Bizarre night at the Chevron today. It started out with unusual good. One customer returned to the store just to let us know that the wind had blown our milk crates all over the driveway on the side of the building. Even more surprising was Coppenhagen Guy. I know I've mentioned him before, but he was a really arrogant customer that kept coming in even after accusing us of lying about our backstock of Coppenhagen. He used to walk in and demand, as he walked past the counter to the drink fountain, "Give me 3 rolls of Coppenhagen pouches". Didn't matter if we were helping someone already or not. Well, today he comes in, waits in line and when his turn comes up asks, politely, "Could I get 3 rolls of Coppenhagen pouches, please." I almost plotzed. We didn't have any rolls left, so he asked about our singles. Didn't complain about their date or that we only had 4 rolls. Just said he'd take them all and then thanked me once the sale was done. I was amazed.
The Bad:
The fates that were smiling on us in the beginning of the evening quit smiling halfway through the night. There's nothing more depressing than having someone prove that there was a basis for a stereotype. Taxi Drivers. In general when they come in to the Chevron they're gruff, demanding and not very friendly. This one comes in today (City Cab #21, for the record), comes up to the counter with a soda and mumbles something. I ask him what he wanted and he mumbles again. So I lean closer to hear him better and he gets all pissy. Loudly says "Grizzly Mint" and then gets on my case about not being able to hear him because I'm so close. I tried to explain that I was close because he was being so quiet, but he just keeps going on about me not being able to hear him. I stop talking, figure if I say something it's going to be something I wouldn't want to print here, and he's a jerk so it won't help anyways, so what the hell. Take his money, give him his change, bag his crap up and hand it to him. Then he says something about how I need to go get earplugs (how the hell are earplugs supposed to make me hear better?). I look him straight in the face and say "bye" turn to the next customer, put on a big friendly smile and ask "how are you doing tonight?"
The Ugly:
Nothing specific, but there's no way we went a whole night without someone ugly coming in.
4 comments:
your annoying guy story amused me.
I am lately annoyed by a couple of different people in one of my classes who comment a lot about nothing. Their additions to the discussions in class show a fair lack of understanding, yet they insist on saying it over and over in a lengthy manner.

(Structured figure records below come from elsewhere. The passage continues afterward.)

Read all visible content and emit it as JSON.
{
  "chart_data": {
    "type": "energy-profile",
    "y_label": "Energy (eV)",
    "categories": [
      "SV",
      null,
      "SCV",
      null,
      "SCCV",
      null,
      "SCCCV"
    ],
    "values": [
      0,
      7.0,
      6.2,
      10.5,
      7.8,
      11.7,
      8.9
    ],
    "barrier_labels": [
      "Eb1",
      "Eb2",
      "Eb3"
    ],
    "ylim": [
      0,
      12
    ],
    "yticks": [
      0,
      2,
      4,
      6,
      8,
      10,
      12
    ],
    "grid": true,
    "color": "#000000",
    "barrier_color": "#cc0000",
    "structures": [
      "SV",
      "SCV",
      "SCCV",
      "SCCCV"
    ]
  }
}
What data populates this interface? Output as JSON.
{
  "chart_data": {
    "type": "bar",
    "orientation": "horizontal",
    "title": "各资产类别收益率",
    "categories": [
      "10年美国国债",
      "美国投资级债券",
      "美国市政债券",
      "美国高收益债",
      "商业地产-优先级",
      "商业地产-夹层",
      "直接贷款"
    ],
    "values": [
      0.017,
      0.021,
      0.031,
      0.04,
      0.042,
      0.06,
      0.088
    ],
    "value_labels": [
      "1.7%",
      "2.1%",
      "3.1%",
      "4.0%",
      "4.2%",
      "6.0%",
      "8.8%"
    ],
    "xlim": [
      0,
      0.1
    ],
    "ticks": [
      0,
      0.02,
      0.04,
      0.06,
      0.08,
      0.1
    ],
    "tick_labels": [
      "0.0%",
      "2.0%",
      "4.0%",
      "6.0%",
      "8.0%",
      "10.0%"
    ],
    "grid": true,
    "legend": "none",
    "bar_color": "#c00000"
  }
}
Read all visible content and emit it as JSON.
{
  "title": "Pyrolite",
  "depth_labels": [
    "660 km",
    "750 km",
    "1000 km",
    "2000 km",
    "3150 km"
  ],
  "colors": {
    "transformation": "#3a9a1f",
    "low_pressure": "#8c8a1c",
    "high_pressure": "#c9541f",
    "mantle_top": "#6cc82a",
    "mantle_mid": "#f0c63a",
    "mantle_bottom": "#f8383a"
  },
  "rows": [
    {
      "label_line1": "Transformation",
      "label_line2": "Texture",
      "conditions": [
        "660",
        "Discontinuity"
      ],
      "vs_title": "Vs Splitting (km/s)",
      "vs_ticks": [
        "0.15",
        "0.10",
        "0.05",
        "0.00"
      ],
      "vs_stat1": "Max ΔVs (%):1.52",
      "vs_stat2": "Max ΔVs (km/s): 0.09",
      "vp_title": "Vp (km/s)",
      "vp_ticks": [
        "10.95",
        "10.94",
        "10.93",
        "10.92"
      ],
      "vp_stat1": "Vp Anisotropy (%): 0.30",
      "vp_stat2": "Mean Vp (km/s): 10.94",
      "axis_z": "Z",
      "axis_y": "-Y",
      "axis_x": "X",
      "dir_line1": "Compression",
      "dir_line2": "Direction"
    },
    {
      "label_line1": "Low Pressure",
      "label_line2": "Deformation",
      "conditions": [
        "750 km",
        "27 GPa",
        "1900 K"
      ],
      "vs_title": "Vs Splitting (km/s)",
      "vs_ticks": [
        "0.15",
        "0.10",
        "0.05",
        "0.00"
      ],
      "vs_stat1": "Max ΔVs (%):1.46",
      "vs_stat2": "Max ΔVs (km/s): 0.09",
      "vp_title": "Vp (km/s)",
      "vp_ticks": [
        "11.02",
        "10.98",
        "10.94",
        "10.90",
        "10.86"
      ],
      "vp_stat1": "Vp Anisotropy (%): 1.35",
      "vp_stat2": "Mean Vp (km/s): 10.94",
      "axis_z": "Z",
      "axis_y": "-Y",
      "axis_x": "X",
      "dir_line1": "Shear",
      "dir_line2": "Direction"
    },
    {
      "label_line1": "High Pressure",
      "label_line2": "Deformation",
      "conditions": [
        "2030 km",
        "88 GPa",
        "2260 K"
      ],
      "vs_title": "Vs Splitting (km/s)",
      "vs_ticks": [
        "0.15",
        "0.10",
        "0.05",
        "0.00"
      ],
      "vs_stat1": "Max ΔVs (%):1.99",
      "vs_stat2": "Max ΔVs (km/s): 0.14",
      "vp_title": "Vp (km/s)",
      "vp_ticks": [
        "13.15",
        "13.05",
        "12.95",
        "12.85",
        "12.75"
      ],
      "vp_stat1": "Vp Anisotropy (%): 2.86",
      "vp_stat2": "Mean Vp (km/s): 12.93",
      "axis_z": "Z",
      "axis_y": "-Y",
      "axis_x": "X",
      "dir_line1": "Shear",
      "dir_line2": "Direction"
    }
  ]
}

Then there's this sixty-something guy I keep running into during mealtimes. He's a genius in his own mind. He treats us all to long lectures of his knowledge of various topics at each meal. sigh.

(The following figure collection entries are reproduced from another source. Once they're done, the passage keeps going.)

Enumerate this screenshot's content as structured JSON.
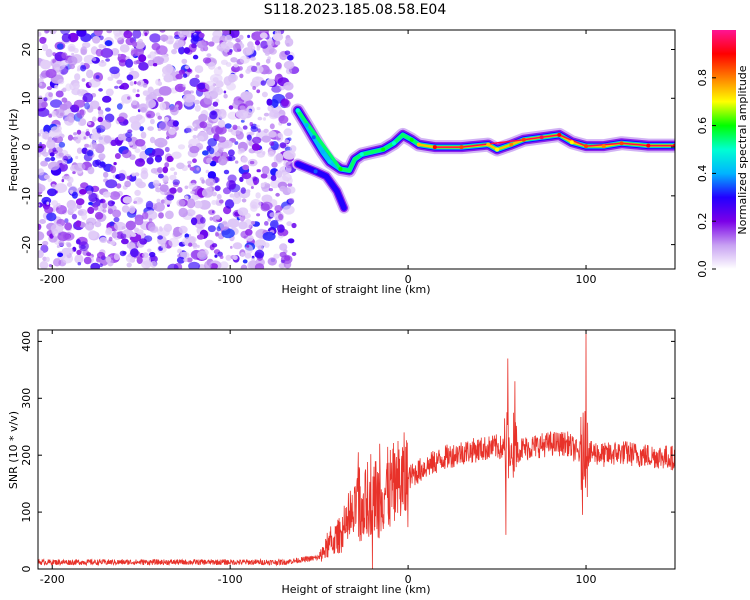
{
  "figure_title": "S118.2023.185.08.58.E04",
  "chart_data": [
    {
      "type": "heatmap",
      "xlabel": "Height of straight line (km)",
      "ylabel": "Frequency (Hz)",
      "xlim": [
        -208,
        150
      ],
      "ylim": [
        -25,
        24
      ],
      "xticks": [
        -200,
        -100,
        0,
        100
      ],
      "yticks": [
        20,
        10,
        0,
        -10,
        -20
      ],
      "colorbar": {
        "label": "Normalized spectral amplitude",
        "range": [
          0,
          1
        ],
        "ticks": [
          0.0,
          0.2,
          0.4,
          0.6,
          0.8
        ],
        "colormap": [
          "#ffffff",
          "#c7a0f2",
          "#7b00e8",
          "#2200ff",
          "#00b4ff",
          "#00ffd2",
          "#00ff00",
          "#ffff00",
          "#ff8000",
          "#ff0000",
          "#ff1493"
        ]
      },
      "noise_region_x": [
        -208,
        -64
      ],
      "ridge": [
        {
          "x": -62,
          "y": 7.5,
          "amp": 0.5
        },
        {
          "x": -57,
          "y": 4.5,
          "amp": 0.4
        },
        {
          "x": -53,
          "y": 2.0,
          "amp": 0.35
        },
        {
          "x": -48,
          "y": -1.0,
          "amp": 0.4
        },
        {
          "x": -44,
          "y": -3.0,
          "amp": 0.45
        },
        {
          "x": -38,
          "y": -4.5,
          "amp": 0.6
        },
        {
          "x": -33,
          "y": -4.8,
          "amp": 0.55
        },
        {
          "x": -30,
          "y": -2.5,
          "amp": 0.55
        },
        {
          "x": -26,
          "y": -1.5,
          "amp": 0.5
        },
        {
          "x": -20,
          "y": -1.0,
          "amp": 0.55
        },
        {
          "x": -14,
          "y": -0.5,
          "amp": 0.6
        },
        {
          "x": -8,
          "y": 0.8,
          "amp": 0.5
        },
        {
          "x": -3,
          "y": 2.5,
          "amp": 0.55
        },
        {
          "x": 2,
          "y": 1.5,
          "amp": 0.6
        },
        {
          "x": 6,
          "y": 0.5,
          "amp": 0.75
        },
        {
          "x": 15,
          "y": 0.0,
          "amp": 0.9
        },
        {
          "x": 30,
          "y": 0.0,
          "amp": 0.85
        },
        {
          "x": 45,
          "y": 0.5,
          "amp": 0.75
        },
        {
          "x": 50,
          "y": -0.5,
          "amp": 0.7
        },
        {
          "x": 58,
          "y": 0.5,
          "amp": 0.8
        },
        {
          "x": 65,
          "y": 1.5,
          "amp": 0.85
        },
        {
          "x": 75,
          "y": 2.0,
          "amp": 0.95
        },
        {
          "x": 85,
          "y": 2.5,
          "amp": 0.9
        },
        {
          "x": 92,
          "y": 1.0,
          "amp": 0.7
        },
        {
          "x": 100,
          "y": 0.2,
          "amp": 0.85
        },
        {
          "x": 110,
          "y": 0.2,
          "amp": 0.8
        },
        {
          "x": 120,
          "y": 0.8,
          "amp": 0.85
        },
        {
          "x": 135,
          "y": 0.3,
          "amp": 0.9
        },
        {
          "x": 150,
          "y": 0.3,
          "amp": 0.9
        }
      ],
      "branch": [
        {
          "x": -62,
          "y": -3.5,
          "amp": 0.3
        },
        {
          "x": -52,
          "y": -5.0,
          "amp": 0.35
        },
        {
          "x": -46,
          "y": -6.0,
          "amp": 0.3
        },
        {
          "x": -40,
          "y": -9.0,
          "amp": 0.3
        },
        {
          "x": -36,
          "y": -12.5,
          "amp": 0.3
        }
      ]
    },
    {
      "type": "line",
      "xlabel": "Height of straight line (km)",
      "ylabel": "SNR (10 * v/v)",
      "xlim": [
        -208,
        150
      ],
      "ylim": [
        0,
        420
      ],
      "xticks": [
        -200,
        -100,
        0,
        100
      ],
      "yticks": [
        0,
        100,
        200,
        300,
        400
      ],
      "series_color": "#e8322a",
      "series": [
        {
          "envelope_x": [
            -208,
            -150,
            -100,
            -70,
            -50,
            -45,
            -40,
            -35,
            -30,
            -25,
            -20,
            -15,
            -10,
            -5,
            0,
            10,
            20,
            30,
            40,
            50,
            55,
            58,
            62,
            70,
            80,
            90,
            95,
            100,
            105,
            110,
            120,
            130,
            140,
            150
          ],
          "envelope_y": [
            12,
            12,
            12,
            12,
            20,
            40,
            55,
            70,
            95,
            110,
            125,
            135,
            140,
            150,
            160,
            180,
            195,
            205,
            210,
            215,
            210,
            200,
            210,
            215,
            220,
            220,
            205,
            200,
            205,
            200,
            205,
            200,
            198,
            195
          ],
          "spikes": [
            {
              "x": 56,
              "y": 370
            },
            {
              "x": 55,
              "y": 60
            },
            {
              "x": 60,
              "y": 330
            },
            {
              "x": 99,
              "y": 300
            },
            {
              "x": 100,
              "y": 420
            },
            {
              "x": 98,
              "y": 95
            },
            {
              "x": -16,
              "y": 220
            },
            {
              "x": -28,
              "y": 205
            },
            {
              "x": -20,
              "y": 0
            }
          ]
        }
      ]
    }
  ]
}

Ahh, I love the people who know and have done everything. We had a couple of them working graveyard shift at the Chevron. One of them gave up a career as a cop to work graveyards at the Chevron because being a cop wasn't rewarding enough. The other one had been a head chef at a 5 star restaurant, owned his own flower business and probably been in the CIA or FBI, but I stopped listening to his stories. Anyway - you should pay good attention to lecture-guy, he might have something important to say, or some good stand-up material.

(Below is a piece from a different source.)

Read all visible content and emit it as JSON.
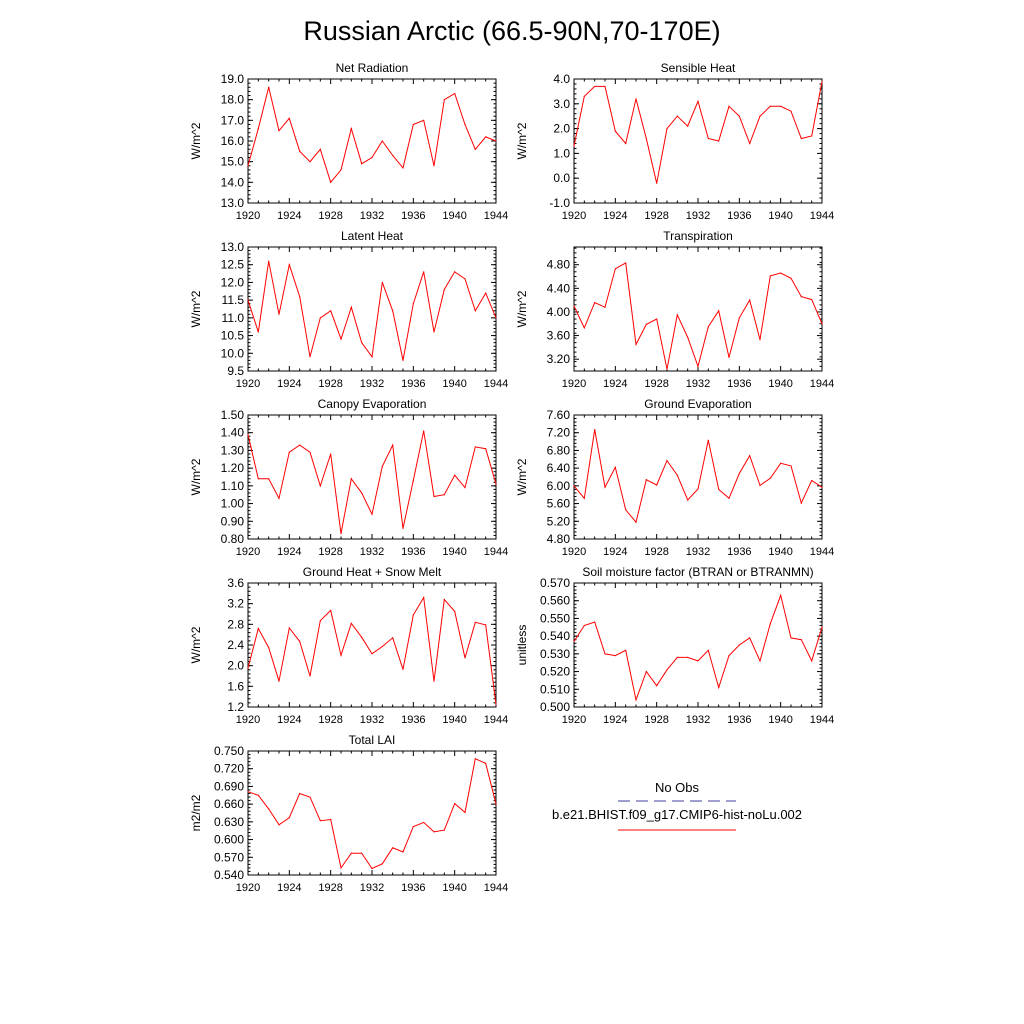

Oh, I shut him up last night when he was going off on how statistically Costa Rica has a better surgical survival rate than the US and how he'd go there for surgery.
I interrupted him and asked if he knew anyone personally who'd had surgery there. He admitted he did not. I told him I have a native Costa Rican friend who went there for surgery (tummy tuck) because it was so much cheaper. He asked how it went. I answered, "One word: gangrene." Then I got up and left. It was great.
Personally I think he's right and you're wrong. I've heard nothing but the best things about Costa Rican medicine. But then again, my sources loved the Yugo, tofu burgers and Phen-Phen. Go figure.